I am so glad I pulled both my kids from APS after middle school. One 8th grader left.

Our private HS teaches consequences and instills work habits that they will need in college and for life. It sucks, but that's life. Getting downgraded and having it effect your course grade, is a consequence of not doing the work. And, if the course is too challenging you need to drop down or get help after school.


Why is it insane? The purpose of school is to learn the material, not to ration grades.


Because everyone will half-ass it, duh. Low standards always results in low performance and effort in the aggregate.


+1 My son had a math class in middle school that allowed retakes. He quickly figured out that the retake was the "real" test. So, he never studied for the 1st one. He's really good at math so sometimes he got lucky and did well without studying but if not, he just studied for the 2nd one. By the time DD got to the same teacher she no longer allowed retakes because so many students had learned to approach it that way and she was having to waste class time on all those retakes.


Exactly! These things should be addressed on a case-by-case basis according to the student's real needs for more time to master material. Not available to those who just don't bother to do their work or prepare, and not to encourage those who would otherwise do their work and study to not do so because they know they can "do it later."
Anonymous
Anonymous wrote:I can’t tell if this potential move by APS is trying to show that it is “with it,” well-intentioned, naive, or some mixture of these things.


The first. APS needs to think it is progressive and a leader in top quality education.
Anonymous
Anonymous wrote:
Anonymous wrote:The elimination of extra credit. That must be designed to say, no more freebies for wealthy/UMC families who have the time and resources to complete those projects. On this point, I applaud you, leaders of APS!

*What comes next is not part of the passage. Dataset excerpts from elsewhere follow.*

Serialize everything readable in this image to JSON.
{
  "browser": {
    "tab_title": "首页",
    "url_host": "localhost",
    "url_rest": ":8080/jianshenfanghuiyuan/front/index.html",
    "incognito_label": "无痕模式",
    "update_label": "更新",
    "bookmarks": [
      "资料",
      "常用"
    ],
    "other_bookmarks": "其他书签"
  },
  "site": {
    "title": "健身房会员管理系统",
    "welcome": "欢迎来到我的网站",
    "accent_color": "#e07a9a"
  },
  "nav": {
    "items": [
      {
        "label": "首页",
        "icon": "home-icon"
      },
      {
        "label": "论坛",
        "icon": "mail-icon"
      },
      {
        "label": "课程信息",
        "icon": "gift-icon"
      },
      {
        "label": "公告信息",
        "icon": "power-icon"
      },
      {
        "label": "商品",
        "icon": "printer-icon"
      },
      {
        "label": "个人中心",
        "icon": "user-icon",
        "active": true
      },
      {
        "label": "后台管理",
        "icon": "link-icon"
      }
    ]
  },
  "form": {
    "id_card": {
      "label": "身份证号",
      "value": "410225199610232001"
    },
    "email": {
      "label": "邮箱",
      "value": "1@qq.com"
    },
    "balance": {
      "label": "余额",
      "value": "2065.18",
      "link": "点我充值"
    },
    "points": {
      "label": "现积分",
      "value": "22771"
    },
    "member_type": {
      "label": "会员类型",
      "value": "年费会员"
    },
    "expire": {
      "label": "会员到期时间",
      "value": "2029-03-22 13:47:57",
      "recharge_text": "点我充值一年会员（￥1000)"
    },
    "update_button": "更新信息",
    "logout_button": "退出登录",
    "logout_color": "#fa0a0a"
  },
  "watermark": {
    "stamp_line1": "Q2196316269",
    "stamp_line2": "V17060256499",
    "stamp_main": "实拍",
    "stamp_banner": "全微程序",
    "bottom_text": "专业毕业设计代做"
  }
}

Sometimes extra credit is an opportunity for students who take a bit longer to master the material, or who don't do well on tests due to test-anxiety to improve their grades. They're not getting hundreds of extra credit points. Extra credit opportunities are generally just a handful of points at most, or a few percentage points. And you don't usually need "time and resources" to complete them....they're typically small, "fun" silly things or an extra worksheet provided by the teacher.

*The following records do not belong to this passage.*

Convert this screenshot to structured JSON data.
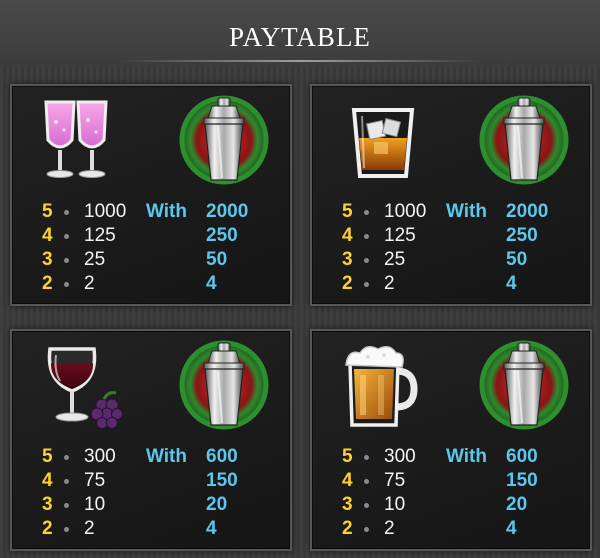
{
  "title": "PAYTABLE",
  "with_label": "With",
  "wild_symbol": "cocktail-shaker-icon",
  "colors": {
    "count": "#ffd22a",
    "payout": "#f4f4f4",
    "wild_payout": "#5cc7ec",
    "wild_ring": "#3a9a3a",
    "wild_center": "#b32020"
  },
  "panels": [
    {
      "symbol": "champagne-glasses-icon",
      "rows": [
        {
          "count": "5",
          "payout": "1000",
          "wild_payout": "2000"
        },
        {
          "count": "4",
          "payout": "125",
          "wild_payout": "250"
        },
        {
          "count": "3",
          "payout": "25",
          "wild_payout": "50"
        },
        {
          "count": "2",
          "payout": "2",
          "wild_payout": "4"
        }
      ]
    },
    {
      "symbol": "whiskey-glass-icon",
      "rows": [
        {
          "count": "5",
          "payout": "1000",
          "wild_payout": "2000"
        },
        {
          "count": "4",
          "payout": "125",
          "wild_payout": "250"
        },
        {
          "count": "3",
          "payout": "25",
          "wild_payout": "50"
        },
        {
          "count": "2",
          "payout": "2",
          "wild_payout": "4"
        }
      ]
    },
    {
      "symbol": "wine-glass-grapes-icon",
      "rows": [
        {
          "count": "5",
          "payout": "300",
          "wild_payout": "600"
        },
        {
          "count": "4",
          "payout": "75",
          "wild_payout": "150"
        },
        {
          "count": "3",
          "payout": "10",
          "wild_payout": "20"
        },
        {
          "count": "2",
          "payout": "2",
          "wild_payout": "4"
        }
      ]
    },
    {
      "symbol": "beer-mug-icon",
      "rows": [
        {
          "count": "5",
          "payout": "300",
          "wild_payout": "600"
        },
        {
          "count": "4",
          "payout": "75",
          "wild_payout": "150"
        },
        {
          "count": "3",
          "payout": "10",
          "wild_payout": "20"
        },
        {
          "count": "2",
          "payout": "2",
          "wild_payout": "4"
        }
      ]
    }
  ]
}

I agree, but it sounds like it’s going bye bye.
Anonymous
Anonymous wrote:
Anonymous wrote:I can’t tell if this potential move by APS is trying to show that it is “with it,” well-intentioned, naive, or some mixture of these things.


The first. APS needs to think it is progressive and a leader in top quality education.

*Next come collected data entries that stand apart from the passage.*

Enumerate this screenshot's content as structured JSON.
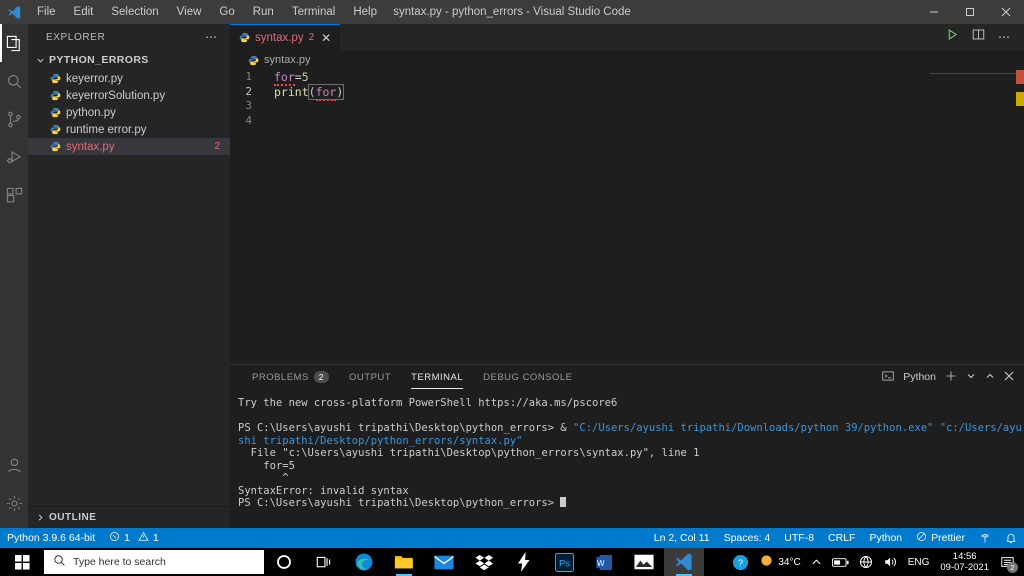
{
  "titlebar": {
    "logo_icon": "vscode-logo-icon",
    "menus": [
      "File",
      "Edit",
      "Selection",
      "View",
      "Go",
      "Run",
      "Terminal",
      "Help"
    ],
    "title": "syntax.py - python_errors - Visual Studio Code",
    "minimize_icon": "minimize-icon",
    "maximize_icon": "maximize-icon",
    "close_icon": "close-icon"
  },
  "activitybar": {
    "items": [
      {
        "name": "explorer",
        "icon": "files-icon",
        "active": true
      },
      {
        "name": "search",
        "icon": "search-icon",
        "active": false
      },
      {
        "name": "source-control",
        "icon": "source-control-icon",
        "active": false
      },
      {
        "name": "run-debug",
        "icon": "run-debug-icon",
        "active": false
      },
      {
        "name": "extensions",
        "icon": "extensions-icon",
        "active": false
      }
    ],
    "bottom": [
      {
        "name": "accounts",
        "icon": "account-icon"
      },
      {
        "name": "settings",
        "icon": "gear-icon"
      }
    ]
  },
  "sidebar": {
    "header": "EXPLORER",
    "more_actions_icon": "ellipsis-icon",
    "folder": "PYTHON_ERRORS",
    "folder_chevron_icon": "chevron-down-icon",
    "files": [
      {
        "name": "keyerror.py",
        "badge": "",
        "selected": false
      },
      {
        "name": "keyerrorSolution.py",
        "badge": "",
        "selected": false
      },
      {
        "name": "python.py",
        "badge": "",
        "selected": false
      },
      {
        "name": "runtime error.py",
        "badge": "",
        "selected": false
      },
      {
        "name": "syntax.py",
        "badge": "2",
        "selected": true
      }
    ],
    "outline": "OUTLINE",
    "outline_chevron_icon": "chevron-right-icon"
  },
  "editor": {
    "tab": {
      "label": "syntax.py",
      "badge": "2",
      "file_icon": "python-file-icon",
      "close_icon": "close-icon"
    },
    "actions": [
      {
        "name": "run-python-file",
        "icon": "play-icon"
      },
      {
        "name": "split-editor",
        "icon": "split-editor-icon"
      },
      {
        "name": "more-actions",
        "icon": "ellipsis-icon"
      }
    ],
    "breadcrumb": "syntax.py",
    "breadcrumb_icon": "python-file-icon",
    "lines": [
      {
        "number": "1",
        "tokens": [
          {
            "t": "for",
            "c": "kw"
          },
          {
            "t": "=",
            "c": "punct"
          },
          {
            "t": "5",
            "c": "num"
          }
        ]
      },
      {
        "number": "2",
        "tokens": [
          {
            "t": "print",
            "c": "fn"
          },
          {
            "t": "(",
            "c": "punct"
          },
          {
            "t": "for",
            "c": "kw"
          },
          {
            "t": ")",
            "c": "punct"
          }
        ]
      },
      {
        "number": "3",
        "tokens": []
      },
      {
        "number": "4",
        "tokens": []
      }
    ]
  },
  "panel": {
    "tabs": [
      {
        "label": "PROBLEMS",
        "badge": "2",
        "active": false
      },
      {
        "label": "OUTPUT",
        "badge": "",
        "active": false
      },
      {
        "label": "TERMINAL",
        "badge": "",
        "active": true
      },
      {
        "label": "DEBUG CONSOLE",
        "badge": "",
        "active": false
      }
    ],
    "shell_icon": "terminal-icon",
    "shell_name": "Python",
    "actions": [
      {
        "name": "new-terminal",
        "icon": "plus-icon"
      },
      {
        "name": "terminal-dropdown",
        "icon": "chevron-down-icon"
      },
      {
        "name": "maximize-panel",
        "icon": "chevron-up-icon"
      },
      {
        "name": "close-panel",
        "icon": "close-icon"
      }
    ],
    "terminal_lines": [
      {
        "text": "Try the new cross-platform PowerShell https://aka.ms/pscore6",
        "class": ""
      },
      {
        "text": "",
        "class": ""
      },
      {
        "text": "PS C:\\Users\\ayushi tripathi\\Desktop\\python_errors> & ",
        "class": "",
        "suffix": "\"C:/Users/ayushi tripathi/Downloads/python 39/python.exe\" \"c:/Users/ayushi tripathi/Desktop/python_errors/syntax.py\"",
        "suffix_class": "t-path"
      },
      {
        "text": "  File \"c:\\Users\\ayushi tripathi\\Desktop\\python_errors\\syntax.py\", line 1",
        "class": ""
      },
      {
        "text": "    for=5",
        "class": ""
      },
      {
        "text": "       ^",
        "class": ""
      },
      {
        "text": "SyntaxError: invalid syntax",
        "class": ""
      },
      {
        "text": "PS C:\\Users\\ayushi tripathi\\Desktop\\python_errors> ",
        "class": "",
        "cursor": true
      }
    ]
  },
  "statusbar": {
    "left": [
      {
        "name": "python-interpreter",
        "label": "Python 3.9.6 64-bit",
        "icon": ""
      },
      {
        "name": "problems-count",
        "label": "1",
        "icon": "error-icon",
        "label2": "1",
        "icon2": "warning-icon"
      }
    ],
    "right": [
      {
        "name": "editor-position",
        "label": "Ln 2, Col 11"
      },
      {
        "name": "indentation",
        "label": "Spaces: 4"
      },
      {
        "name": "encoding",
        "label": "UTF-8"
      },
      {
        "name": "eol",
        "label": "CRLF"
      },
      {
        "name": "language-mode",
        "label": "Python"
      },
      {
        "name": "prettier",
        "label": "Prettier",
        "icon": "prohibited-icon"
      },
      {
        "name": "remote-indicator",
        "label": "",
        "icon": "broadcast-icon"
      },
      {
        "name": "notifications",
        "label": "",
        "icon": "bell-icon"
      }
    ],
    "background": "#007acc"
  },
  "taskbar": {
    "start_icon": "windows-start-icon",
    "search_icon": "search-icon",
    "search_placeholder": "Type here to search",
    "cortana_icon": "cortana-icon",
    "apps": [
      {
        "name": "task-view",
        "icon": "task-view-icon",
        "active": false,
        "running": false
      },
      {
        "name": "microsoft-edge",
        "icon": "edge-icon",
        "active": false,
        "running": false
      },
      {
        "name": "file-explorer",
        "icon": "folder-icon",
        "active": false,
        "running": true
      },
      {
        "name": "mail",
        "icon": "mail-icon",
        "active": false,
        "running": false
      },
      {
        "name": "dropbox",
        "icon": "dropbox-icon",
        "active": false,
        "running": false
      },
      {
        "name": "lightning-app",
        "icon": "lightning-icon",
        "active": false,
        "running": false
      },
      {
        "name": "photoshop",
        "icon": "photoshop-icon",
        "active": false,
        "running": false
      },
      {
        "name": "word",
        "icon": "word-icon",
        "active": false,
        "running": false
      },
      {
        "name": "photos",
        "icon": "photos-icon",
        "active": false,
        "running": false
      },
      {
        "name": "visual-studio-code",
        "icon": "vscode-icon",
        "active": true,
        "running": true
      }
    ],
    "tray": {
      "help_icon": "help-icon",
      "weather_icon": "weather-icon",
      "weather_temp": "34°C",
      "overflow_icon": "chevron-up-icon",
      "battery_icon": "battery-icon",
      "network_icon": "network-icon",
      "volume_icon": "volume-icon",
      "language": "ENG",
      "time": "14:56",
      "date": "09-07-2021",
      "notification_icon": "notification-icon",
      "notification_count": "2"
    }
  }
}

It’s none of those things.
Anonymous
Anonymous wrote:The elimination of extra credit. That must be designed to say, no more freebies for wealthy/UMC families who have the time and resources to complete those projects. On this point, I applaud you, leaders of APS!



Little kids sure maybe that's true but once kids get to upper grades "extra credit" is meant to help kids who might fail because they have done nothing all year and this gives them a way to do something easier and get credit and pass. The kids who are already doing well won't bother as it won't really help them if they already have an A

Anonymous
I read the book not expecting to like it but I did. I'm sure much of it is good in theory but not as much in practice. Still, food for thought.